Neste final de semana, mediei uma mesa com o escritor e quadrinista Lourenço Mutarelli. Foi na Itiban Comic Shop, tradicionalíssima loja de quadrinhos de Curitiba onde o escritor lança todos os seus livros por primeiro, depois de lançá-lo em São Paulo, graças à amizade de décadas com os donos do estabelecimento (uma crônica sobre eles e o lugar, mais tarde, será uma obrigatoriedade). Lourenço, que é um escritor oriundo dos quadrinhos, é um artista como poucos, por várias razões. Mas a razão que gostaria de apontar nessa crônica tem pouco a ver com suas habilidades artísticas.
Tendo contato com ele ao longo de quase uma década, posso dizer que Mutarelli é um dos artistas mais devotados ao seu público, e um dos mais sinceros nesse propósito. Seus fãs olham para ele como olham para uma espécie de figura paterna conselheira e atenciosa, que nunca deixa de corresponder às suas expectativas. Isso porque o autor entrega muito mais do que sua arte ao séquito.
Seus fãs olham para ele como olham para uma espécie de figura paterna conselheira e atenciosa, que nunca deixa de corresponder às suas expectativas.
A partir de suas próprias e tristes vivências, emerge de um lamaçal disposto a cuidar dos seus. A fila de autógrafos na Itiban durou cerca de três horas. Não porque fosse exorbitantemente numerosa, mas porque cada um tinha seu tempo para sentar e trocar meia dúzia de palavras íntimas com o escritor, aquele que espera, aquele para quem ficar bem é uma forma de vingança.
Tendo eu experimentado ser uma figura semi-pública na internet nos últimos anos, posso apenas imaginar o que seja sua dedicação.
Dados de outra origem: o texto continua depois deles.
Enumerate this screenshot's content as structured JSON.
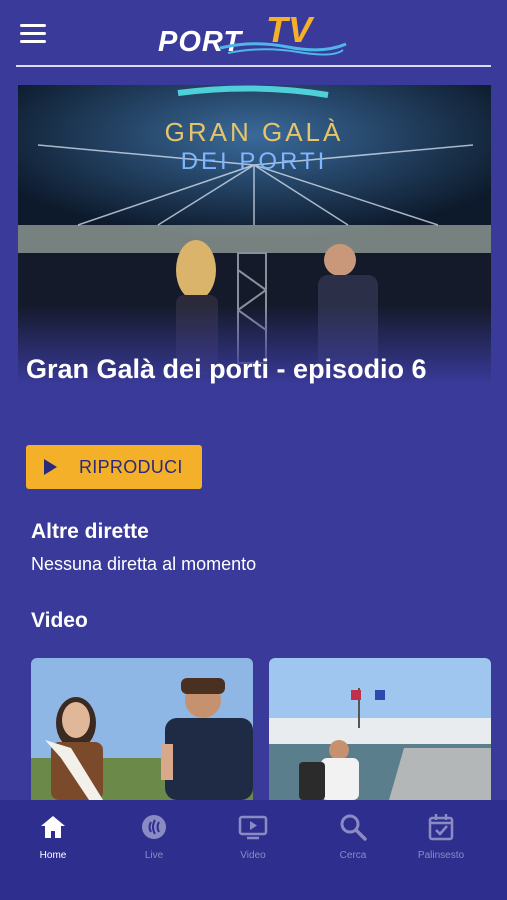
{
  "header": {
    "menu_icon": "hamburger-menu-icon",
    "logo": {
      "part1": "PORT",
      "part2": "TV",
      "colors": {
        "port": "#ffffff",
        "tv": "#f5b02a"
      }
    }
  },
  "hero": {
    "image_text": {
      "line1": "GRAN GALÀ",
      "line2": "DEI PORTI"
    },
    "title": "Gran Galà dei porti - episodio 6",
    "play_button": {
      "label": "RIPRODUCI",
      "icon": "play-icon"
    }
  },
  "live_section": {
    "title": "Altre dirette",
    "empty_text": "Nessuna diretta al momento"
  },
  "video_section": {
    "title": "Video"
  },
  "tabbar": {
    "items": [
      {
        "label": "Home",
        "icon": "home-icon",
        "active": true
      },
      {
        "label": "Live",
        "icon": "live-signal-icon",
        "active": false
      },
      {
        "label": "Video",
        "icon": "tv-play-icon",
        "active": false
      },
      {
        "label": "Cerca",
        "icon": "search-icon",
        "active": false
      },
      {
        "label": "Palinsesto",
        "icon": "calendar-check-icon",
        "active": false
      }
    ]
  },
  "colors": {
    "background": "#3a3a9b",
    "tabbar": "#2e2e8f",
    "accent": "#f5b02a",
    "inactive_tab": "#8b8bc4"
  }
}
Sou caótico e desorganizado em meus compromissos, frequentemente não dou conta de entregar tudo aquilo a que me comprometo fazer, e esquecer de responder a uma mensagem ou outra que me chega é quase parte integrada do meu cotidiano. Mutarelli, por sua vez, elenca uma família de filhos e sobrinhos postiços e acolhe a todos como faria um mentor espiritual.
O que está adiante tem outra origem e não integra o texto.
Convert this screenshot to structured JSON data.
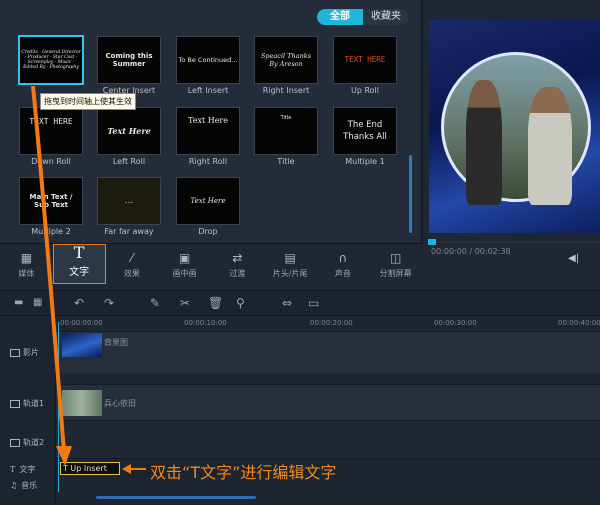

Em toda mesa que mediei com ele, testemunhei o nascimento de um laço comunicacional novo: em uma, se comprometeu a fazer a capa de um disco de metal de um garoto da plateia; em outro, passou seu e-mail para que uma fã depressiva pudesse conversar com ele em momentos de solidão e desespero, e assim por diante. Talvez esse seja um talento maior do que escrever livros ou desenhar quadrinhos: é coisa que não se aprende, e talvez só se desenvolva a partir de uma ausência extrema de amparo maior. Se tornar a mão que nunca lhe estenderam é a maior arma de um revolucionário.
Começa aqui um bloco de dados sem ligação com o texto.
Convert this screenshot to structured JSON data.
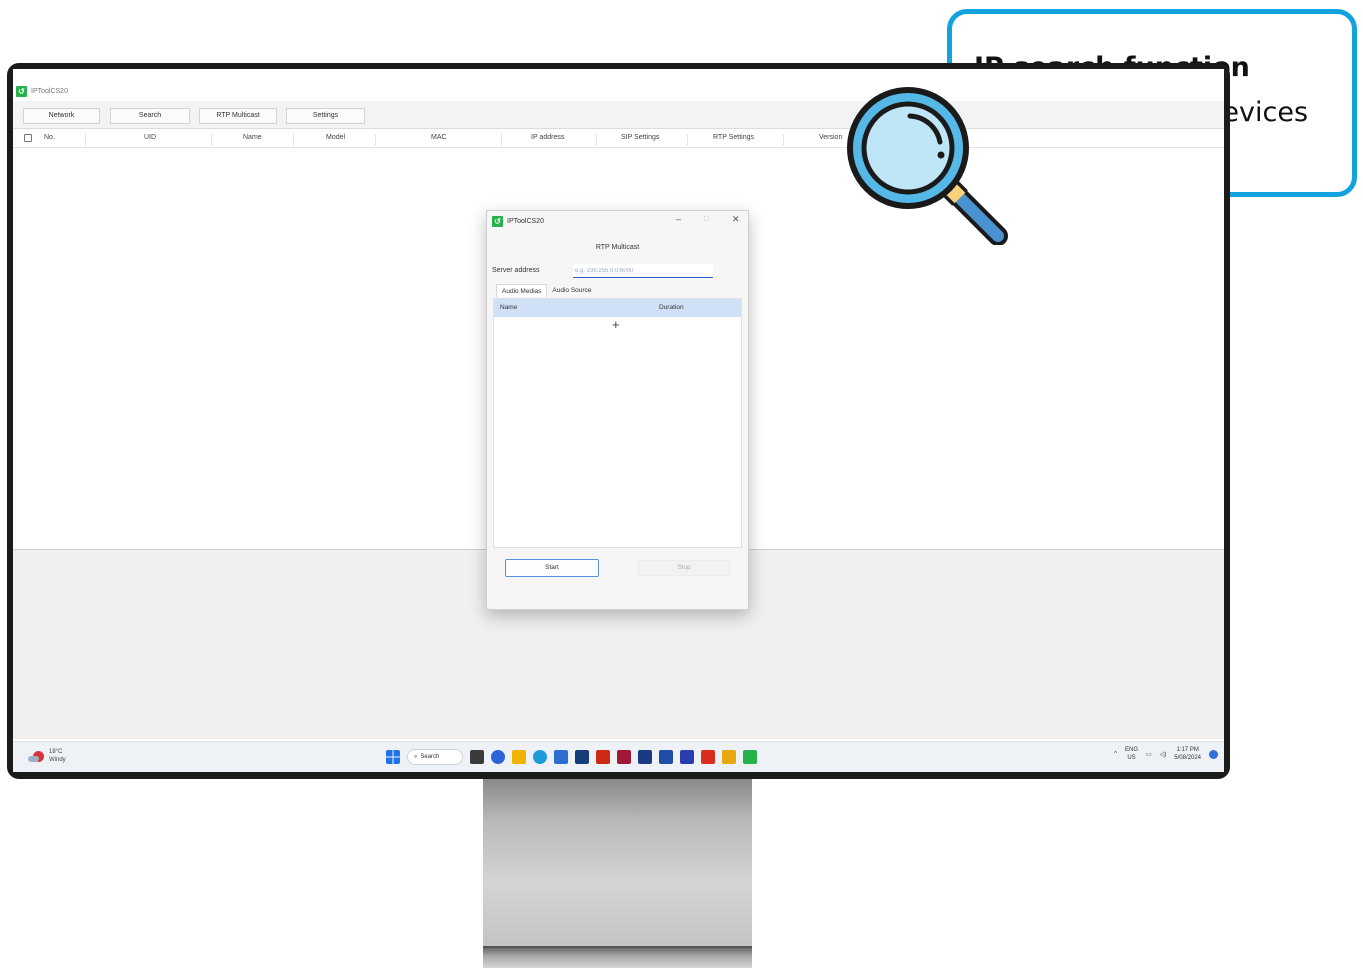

PS: Flip 2011. Valter Hugo Mãe, em sua fala na tenda principal da maior feira literária do país, diz que adotou seu sobrenome “Mãe” porque sempre quis ser pai e nunca teve uma mulher que lhe desse essa alegria, e emenda um comentário elogioso sobre a natureza da mulher e à fortuna que a biologia reservou ao gênero. Diz que já amava o Brasil antes que os brasileiros o conhecessem, e a plateia se derrete. Uma multidão de mulheres se voluntaria para satisfazer o sonho do canastrão. A máscara de quem tem máscara cai nessa hora.